Cavalia officials and performers can’t control everything that goes on during the shows, but Paquette said they inspect every area of the dirt stage before any activity commences under the White Big Top.

“We’ve been really lucky over the course of the history of Cavalia that no major injuries ever happened, but at the same time it’s very unpredictable,” Paquette added. “When you work with animals, it has the element of unpredictability. There’s a lot of room for improvisation. Because you work with horses, you never know how they’re going to react. They’re animals, they have a mind of their own, they have their own personality. Some of them are more patient, some of them are not as patient.”

In January 2012, “Cavalia: A Magical Encounter Between Man and Horse” opened at Marymoor Park.

Rider Fairland Ferguson noted in a Reporter story that “trick riding is very technical.”

With Cavalia, Ferguson, Fraysse and others perform flips and twists while riding a horse that is speeding across the arena. While some tricks require riders to be strapped to the horses by their feet, Ferguson said they are not strapped in to the point where they cannot fall.

Ferguson is also a Roman rider and performs standing with each foot on a horse as the two animals run side by side around the arena. “Odysseo” features Roman riders, as well.

“It’s a lot of thinking and control and concentrating,” she said in the 2012 story. “Your mind does not wander when you Roman ride.”

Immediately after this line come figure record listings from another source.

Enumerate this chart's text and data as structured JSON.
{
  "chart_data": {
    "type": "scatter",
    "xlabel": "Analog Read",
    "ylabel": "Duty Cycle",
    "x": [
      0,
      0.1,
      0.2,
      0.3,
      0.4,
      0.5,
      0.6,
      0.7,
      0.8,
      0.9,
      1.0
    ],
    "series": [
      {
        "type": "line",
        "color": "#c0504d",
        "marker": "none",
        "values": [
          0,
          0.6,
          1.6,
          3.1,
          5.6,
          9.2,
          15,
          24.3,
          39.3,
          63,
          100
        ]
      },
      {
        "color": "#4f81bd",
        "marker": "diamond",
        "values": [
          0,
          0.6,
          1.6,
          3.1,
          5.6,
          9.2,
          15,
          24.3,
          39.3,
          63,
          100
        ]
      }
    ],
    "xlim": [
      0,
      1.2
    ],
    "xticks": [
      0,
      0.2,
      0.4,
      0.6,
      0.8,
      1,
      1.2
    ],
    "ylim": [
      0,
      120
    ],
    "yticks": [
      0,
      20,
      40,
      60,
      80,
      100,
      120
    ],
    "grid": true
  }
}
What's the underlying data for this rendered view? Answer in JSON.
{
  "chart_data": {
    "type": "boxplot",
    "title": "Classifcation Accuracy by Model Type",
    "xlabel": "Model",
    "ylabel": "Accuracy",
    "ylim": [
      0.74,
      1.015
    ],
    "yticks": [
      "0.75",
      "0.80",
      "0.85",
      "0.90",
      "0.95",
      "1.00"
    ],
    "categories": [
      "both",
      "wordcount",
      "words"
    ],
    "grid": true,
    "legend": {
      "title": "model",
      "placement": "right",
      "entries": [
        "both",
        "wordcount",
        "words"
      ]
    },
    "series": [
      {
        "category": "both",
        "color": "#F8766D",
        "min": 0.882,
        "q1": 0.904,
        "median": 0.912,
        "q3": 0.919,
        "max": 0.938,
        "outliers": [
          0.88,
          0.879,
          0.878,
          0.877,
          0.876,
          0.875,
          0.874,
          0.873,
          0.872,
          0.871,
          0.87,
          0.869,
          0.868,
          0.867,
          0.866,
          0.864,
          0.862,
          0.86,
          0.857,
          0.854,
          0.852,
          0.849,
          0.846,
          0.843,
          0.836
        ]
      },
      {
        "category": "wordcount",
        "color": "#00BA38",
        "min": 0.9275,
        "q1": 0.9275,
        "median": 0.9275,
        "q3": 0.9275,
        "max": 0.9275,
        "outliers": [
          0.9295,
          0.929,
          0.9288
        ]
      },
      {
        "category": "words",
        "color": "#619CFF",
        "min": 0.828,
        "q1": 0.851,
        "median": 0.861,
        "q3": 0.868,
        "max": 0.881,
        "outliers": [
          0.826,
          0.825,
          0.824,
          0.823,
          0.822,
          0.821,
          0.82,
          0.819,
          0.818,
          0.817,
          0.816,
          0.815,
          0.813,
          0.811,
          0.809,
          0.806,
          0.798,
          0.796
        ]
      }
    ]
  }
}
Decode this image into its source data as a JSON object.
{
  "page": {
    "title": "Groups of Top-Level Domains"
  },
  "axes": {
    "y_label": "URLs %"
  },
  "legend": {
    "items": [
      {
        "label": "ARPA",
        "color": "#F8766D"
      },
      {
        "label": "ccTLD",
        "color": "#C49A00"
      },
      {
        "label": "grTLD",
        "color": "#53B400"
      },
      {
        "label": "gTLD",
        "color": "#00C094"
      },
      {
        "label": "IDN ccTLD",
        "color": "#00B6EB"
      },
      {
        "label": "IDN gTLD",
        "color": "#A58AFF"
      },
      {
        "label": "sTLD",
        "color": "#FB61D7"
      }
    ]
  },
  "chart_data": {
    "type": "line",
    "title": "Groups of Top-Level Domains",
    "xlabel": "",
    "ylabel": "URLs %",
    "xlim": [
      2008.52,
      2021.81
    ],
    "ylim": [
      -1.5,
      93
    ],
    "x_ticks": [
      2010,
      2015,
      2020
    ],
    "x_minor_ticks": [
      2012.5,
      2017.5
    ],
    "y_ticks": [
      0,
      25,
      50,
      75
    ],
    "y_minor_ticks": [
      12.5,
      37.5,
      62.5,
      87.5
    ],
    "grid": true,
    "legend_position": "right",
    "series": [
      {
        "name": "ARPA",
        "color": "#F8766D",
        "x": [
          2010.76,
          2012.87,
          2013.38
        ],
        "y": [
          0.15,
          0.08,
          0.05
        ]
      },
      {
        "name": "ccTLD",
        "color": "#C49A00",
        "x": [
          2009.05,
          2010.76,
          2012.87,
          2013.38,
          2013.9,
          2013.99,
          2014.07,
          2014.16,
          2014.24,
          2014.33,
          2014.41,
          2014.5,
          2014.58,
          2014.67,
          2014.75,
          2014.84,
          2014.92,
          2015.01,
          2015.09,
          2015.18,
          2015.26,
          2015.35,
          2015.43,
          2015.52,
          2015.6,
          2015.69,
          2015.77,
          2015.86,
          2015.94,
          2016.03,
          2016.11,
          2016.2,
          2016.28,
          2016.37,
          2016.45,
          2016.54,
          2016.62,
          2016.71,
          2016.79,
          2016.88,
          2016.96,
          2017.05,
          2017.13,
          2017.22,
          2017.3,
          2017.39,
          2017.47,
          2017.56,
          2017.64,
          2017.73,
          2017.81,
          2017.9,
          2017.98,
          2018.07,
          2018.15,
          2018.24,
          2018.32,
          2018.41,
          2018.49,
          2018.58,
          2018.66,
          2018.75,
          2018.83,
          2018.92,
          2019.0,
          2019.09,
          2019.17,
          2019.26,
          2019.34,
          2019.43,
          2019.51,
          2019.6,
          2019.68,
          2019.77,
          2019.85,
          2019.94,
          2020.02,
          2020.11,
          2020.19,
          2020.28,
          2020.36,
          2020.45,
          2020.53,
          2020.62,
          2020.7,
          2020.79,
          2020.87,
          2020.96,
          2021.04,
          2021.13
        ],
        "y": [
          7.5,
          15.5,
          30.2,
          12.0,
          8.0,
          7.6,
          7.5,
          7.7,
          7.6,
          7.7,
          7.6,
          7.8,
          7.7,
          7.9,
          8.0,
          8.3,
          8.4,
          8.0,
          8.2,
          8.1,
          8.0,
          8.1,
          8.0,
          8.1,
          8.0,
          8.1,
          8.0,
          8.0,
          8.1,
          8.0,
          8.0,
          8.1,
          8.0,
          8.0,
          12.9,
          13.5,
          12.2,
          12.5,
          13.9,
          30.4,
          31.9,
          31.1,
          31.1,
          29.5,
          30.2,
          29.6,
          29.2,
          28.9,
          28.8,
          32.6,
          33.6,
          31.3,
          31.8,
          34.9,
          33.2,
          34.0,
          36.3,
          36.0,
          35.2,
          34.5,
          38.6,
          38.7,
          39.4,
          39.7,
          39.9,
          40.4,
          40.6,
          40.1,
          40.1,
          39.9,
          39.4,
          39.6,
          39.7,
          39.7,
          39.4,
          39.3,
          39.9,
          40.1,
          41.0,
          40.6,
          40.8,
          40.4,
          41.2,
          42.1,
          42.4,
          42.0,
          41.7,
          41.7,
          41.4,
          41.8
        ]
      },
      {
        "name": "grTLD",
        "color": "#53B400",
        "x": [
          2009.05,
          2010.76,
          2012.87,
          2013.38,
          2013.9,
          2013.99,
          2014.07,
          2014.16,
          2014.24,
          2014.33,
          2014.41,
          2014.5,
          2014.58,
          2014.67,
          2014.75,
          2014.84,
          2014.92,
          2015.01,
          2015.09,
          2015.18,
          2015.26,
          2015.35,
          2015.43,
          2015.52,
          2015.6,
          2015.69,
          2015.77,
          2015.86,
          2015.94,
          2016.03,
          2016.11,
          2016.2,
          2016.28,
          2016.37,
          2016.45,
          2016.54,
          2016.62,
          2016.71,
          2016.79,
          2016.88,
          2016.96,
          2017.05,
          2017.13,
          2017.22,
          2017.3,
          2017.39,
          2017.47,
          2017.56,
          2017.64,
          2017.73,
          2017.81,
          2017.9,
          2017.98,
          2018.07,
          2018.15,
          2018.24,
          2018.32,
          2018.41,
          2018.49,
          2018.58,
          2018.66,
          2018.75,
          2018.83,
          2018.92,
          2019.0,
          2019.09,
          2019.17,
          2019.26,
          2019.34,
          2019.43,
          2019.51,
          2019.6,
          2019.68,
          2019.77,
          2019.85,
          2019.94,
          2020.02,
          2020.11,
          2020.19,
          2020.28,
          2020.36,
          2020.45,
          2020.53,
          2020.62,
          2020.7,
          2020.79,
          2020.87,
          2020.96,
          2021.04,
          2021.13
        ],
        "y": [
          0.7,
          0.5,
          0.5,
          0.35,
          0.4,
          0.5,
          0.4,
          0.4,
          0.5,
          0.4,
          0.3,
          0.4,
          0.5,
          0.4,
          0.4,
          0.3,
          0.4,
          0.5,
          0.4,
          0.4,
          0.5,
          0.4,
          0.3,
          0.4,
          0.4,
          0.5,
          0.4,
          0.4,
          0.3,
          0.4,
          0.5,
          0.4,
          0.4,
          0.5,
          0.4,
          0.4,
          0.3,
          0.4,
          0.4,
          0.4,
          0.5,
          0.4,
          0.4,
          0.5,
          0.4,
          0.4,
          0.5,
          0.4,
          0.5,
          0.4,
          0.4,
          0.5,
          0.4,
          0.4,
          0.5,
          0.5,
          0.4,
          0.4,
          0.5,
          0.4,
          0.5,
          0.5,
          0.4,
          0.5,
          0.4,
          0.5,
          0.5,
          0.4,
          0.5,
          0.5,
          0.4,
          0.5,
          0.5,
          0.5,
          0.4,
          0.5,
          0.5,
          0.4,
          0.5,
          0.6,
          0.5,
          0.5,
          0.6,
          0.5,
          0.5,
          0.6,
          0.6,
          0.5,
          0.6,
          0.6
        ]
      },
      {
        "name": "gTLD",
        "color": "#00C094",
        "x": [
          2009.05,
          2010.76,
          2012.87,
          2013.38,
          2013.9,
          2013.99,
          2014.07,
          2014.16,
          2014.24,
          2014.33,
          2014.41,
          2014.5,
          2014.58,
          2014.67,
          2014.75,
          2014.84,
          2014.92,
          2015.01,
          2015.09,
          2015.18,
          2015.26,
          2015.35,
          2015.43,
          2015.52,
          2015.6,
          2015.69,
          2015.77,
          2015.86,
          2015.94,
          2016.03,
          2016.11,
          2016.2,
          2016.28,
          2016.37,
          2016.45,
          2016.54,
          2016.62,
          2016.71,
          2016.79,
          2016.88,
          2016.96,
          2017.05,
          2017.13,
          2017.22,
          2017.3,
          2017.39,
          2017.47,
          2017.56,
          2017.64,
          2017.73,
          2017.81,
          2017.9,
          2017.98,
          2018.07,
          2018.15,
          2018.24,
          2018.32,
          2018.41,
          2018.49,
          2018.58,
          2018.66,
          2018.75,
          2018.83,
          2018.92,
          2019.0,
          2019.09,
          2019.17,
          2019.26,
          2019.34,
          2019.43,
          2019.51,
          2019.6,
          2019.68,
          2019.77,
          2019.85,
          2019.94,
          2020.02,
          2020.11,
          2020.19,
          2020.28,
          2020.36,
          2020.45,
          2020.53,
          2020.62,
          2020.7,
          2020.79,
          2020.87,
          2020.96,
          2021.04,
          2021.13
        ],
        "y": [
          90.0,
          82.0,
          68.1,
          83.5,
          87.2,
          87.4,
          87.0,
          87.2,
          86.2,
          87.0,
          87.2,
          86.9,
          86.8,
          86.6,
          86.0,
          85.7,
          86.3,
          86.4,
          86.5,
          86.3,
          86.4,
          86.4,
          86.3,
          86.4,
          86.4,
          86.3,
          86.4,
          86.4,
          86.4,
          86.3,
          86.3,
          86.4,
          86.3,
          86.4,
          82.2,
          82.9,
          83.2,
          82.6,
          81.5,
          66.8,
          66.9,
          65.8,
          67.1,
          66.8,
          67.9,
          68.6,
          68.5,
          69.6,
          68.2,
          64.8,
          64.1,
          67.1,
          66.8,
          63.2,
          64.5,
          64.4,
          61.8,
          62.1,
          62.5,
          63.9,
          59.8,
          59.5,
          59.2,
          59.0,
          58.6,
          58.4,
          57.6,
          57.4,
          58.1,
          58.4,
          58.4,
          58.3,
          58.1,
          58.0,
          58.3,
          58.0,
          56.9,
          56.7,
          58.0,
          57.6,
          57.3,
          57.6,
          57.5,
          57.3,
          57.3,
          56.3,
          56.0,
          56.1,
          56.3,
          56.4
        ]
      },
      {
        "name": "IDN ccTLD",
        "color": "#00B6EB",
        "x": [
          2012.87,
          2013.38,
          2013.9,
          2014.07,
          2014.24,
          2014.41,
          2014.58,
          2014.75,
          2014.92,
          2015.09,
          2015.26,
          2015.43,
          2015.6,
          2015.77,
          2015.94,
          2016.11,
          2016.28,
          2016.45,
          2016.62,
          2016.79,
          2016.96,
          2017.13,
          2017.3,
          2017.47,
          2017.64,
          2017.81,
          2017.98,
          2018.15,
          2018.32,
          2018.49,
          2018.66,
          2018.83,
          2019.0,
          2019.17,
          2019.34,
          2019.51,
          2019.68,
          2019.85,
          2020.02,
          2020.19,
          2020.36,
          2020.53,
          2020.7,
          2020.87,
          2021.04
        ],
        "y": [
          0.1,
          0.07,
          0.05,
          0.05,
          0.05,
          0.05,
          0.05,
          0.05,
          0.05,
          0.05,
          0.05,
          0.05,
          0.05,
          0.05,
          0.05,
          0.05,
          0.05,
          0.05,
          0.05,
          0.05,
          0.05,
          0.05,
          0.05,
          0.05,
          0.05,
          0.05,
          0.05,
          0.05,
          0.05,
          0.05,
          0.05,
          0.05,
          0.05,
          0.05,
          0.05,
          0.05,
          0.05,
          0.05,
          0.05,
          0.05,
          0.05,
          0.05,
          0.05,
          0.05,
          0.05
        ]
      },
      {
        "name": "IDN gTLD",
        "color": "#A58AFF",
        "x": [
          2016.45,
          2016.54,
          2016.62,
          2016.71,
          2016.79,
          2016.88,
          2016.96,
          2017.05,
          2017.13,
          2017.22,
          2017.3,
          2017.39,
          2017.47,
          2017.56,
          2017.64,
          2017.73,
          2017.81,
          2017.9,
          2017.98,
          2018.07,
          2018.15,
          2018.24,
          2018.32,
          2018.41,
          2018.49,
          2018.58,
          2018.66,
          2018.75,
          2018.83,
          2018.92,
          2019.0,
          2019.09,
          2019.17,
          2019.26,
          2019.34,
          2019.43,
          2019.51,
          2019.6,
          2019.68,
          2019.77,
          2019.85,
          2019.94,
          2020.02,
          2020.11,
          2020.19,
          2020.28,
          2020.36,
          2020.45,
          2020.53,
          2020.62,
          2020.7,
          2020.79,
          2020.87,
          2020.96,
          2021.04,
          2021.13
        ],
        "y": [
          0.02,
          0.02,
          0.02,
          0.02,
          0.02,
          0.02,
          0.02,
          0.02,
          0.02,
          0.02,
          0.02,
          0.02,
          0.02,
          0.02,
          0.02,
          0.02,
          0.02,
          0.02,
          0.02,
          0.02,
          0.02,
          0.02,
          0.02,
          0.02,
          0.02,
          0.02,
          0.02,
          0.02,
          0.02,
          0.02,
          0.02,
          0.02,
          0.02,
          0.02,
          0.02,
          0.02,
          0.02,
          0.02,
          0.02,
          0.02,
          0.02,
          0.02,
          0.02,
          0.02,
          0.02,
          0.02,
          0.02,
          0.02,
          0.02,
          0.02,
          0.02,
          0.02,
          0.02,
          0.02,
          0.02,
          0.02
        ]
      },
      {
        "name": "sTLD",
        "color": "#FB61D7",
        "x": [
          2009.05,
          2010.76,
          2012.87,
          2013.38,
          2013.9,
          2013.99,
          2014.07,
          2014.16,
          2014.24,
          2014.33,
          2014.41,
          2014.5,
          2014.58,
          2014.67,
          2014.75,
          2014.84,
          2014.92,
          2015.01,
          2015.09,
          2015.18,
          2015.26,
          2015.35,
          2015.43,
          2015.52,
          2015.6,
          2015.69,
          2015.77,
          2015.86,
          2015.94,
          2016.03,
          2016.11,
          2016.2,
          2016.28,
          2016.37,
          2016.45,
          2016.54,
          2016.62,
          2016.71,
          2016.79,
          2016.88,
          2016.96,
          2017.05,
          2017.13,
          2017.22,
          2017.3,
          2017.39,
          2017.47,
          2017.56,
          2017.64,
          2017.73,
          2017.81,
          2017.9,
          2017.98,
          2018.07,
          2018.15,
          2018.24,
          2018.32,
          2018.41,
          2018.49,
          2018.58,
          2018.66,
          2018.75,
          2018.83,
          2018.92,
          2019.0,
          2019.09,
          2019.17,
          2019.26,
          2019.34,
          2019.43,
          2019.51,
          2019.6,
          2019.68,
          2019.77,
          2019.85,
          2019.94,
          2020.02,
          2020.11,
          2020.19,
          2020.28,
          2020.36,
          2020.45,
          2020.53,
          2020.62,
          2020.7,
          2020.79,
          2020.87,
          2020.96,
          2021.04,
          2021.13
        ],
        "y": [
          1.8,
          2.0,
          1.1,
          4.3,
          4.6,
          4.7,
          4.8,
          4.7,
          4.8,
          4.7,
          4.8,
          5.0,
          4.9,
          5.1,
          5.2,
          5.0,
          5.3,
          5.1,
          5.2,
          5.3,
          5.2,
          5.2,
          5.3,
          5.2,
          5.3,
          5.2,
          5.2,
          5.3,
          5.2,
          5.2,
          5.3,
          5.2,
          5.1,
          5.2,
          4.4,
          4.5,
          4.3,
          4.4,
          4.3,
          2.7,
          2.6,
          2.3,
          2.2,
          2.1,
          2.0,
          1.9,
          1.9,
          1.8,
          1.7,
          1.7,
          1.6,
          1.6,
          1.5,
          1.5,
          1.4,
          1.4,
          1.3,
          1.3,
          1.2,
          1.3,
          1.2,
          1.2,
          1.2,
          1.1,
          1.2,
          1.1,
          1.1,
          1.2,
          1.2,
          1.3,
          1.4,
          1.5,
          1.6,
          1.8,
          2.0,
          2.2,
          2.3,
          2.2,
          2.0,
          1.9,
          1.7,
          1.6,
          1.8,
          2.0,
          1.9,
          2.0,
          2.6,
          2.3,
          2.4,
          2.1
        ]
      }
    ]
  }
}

Paquette said the riders don’t work in the safest environment in the world and they are aware of the risks they take when hopping on their horses and performing tricks. Taking risks is also part of the adrenaline rush during the show, he added.

“They’re professional and they know how to fall, as well. There’s a way to fall to prevent severe injuries,” Paquette said.

Riders don’t wear safety equipment like helmets or pads because they’re not in a competition and are not pushing the horse to do something extreme, Paquette said. They’re displaying the relationship between the horse and rider and taking the audience on a journey. (Paquette wasn’t at liberty to discuss any Cavalia liability injury forms.)

Being strong in mind and body are keys to a rider’s success — it’s their responsibility — Paquette stressed.

“They cannot just live in fear that something will happen or one day they will lose balance,” he said. “They want to surpass themselves. They are show people, they want to shine on stage, achieve new things each night.”

Kathy Sternoff, owner of The Union Hill Ranch in Redmond, has attended Cavalia shows at Marymoor Park in 2012 and this month.

“It takes a lot of skill to do what they do,” said Sternoff, who was present at the show where Fraysse took her spill.

At Sternoff’s full-care horse-boarding facility, which opened in 1989, riders don’t perform tricks, but she constantly stresses safety.

“Not a lesson goes by when we don’t talk about safety,” Sternoff said, adding that  families sign a Hold Harmless Agreement, which notes that youngsters ride at their own risk.

Sternoff said the riders always wear helmets when they’re atop the horses on the soft-footing indoor and outdoor areas.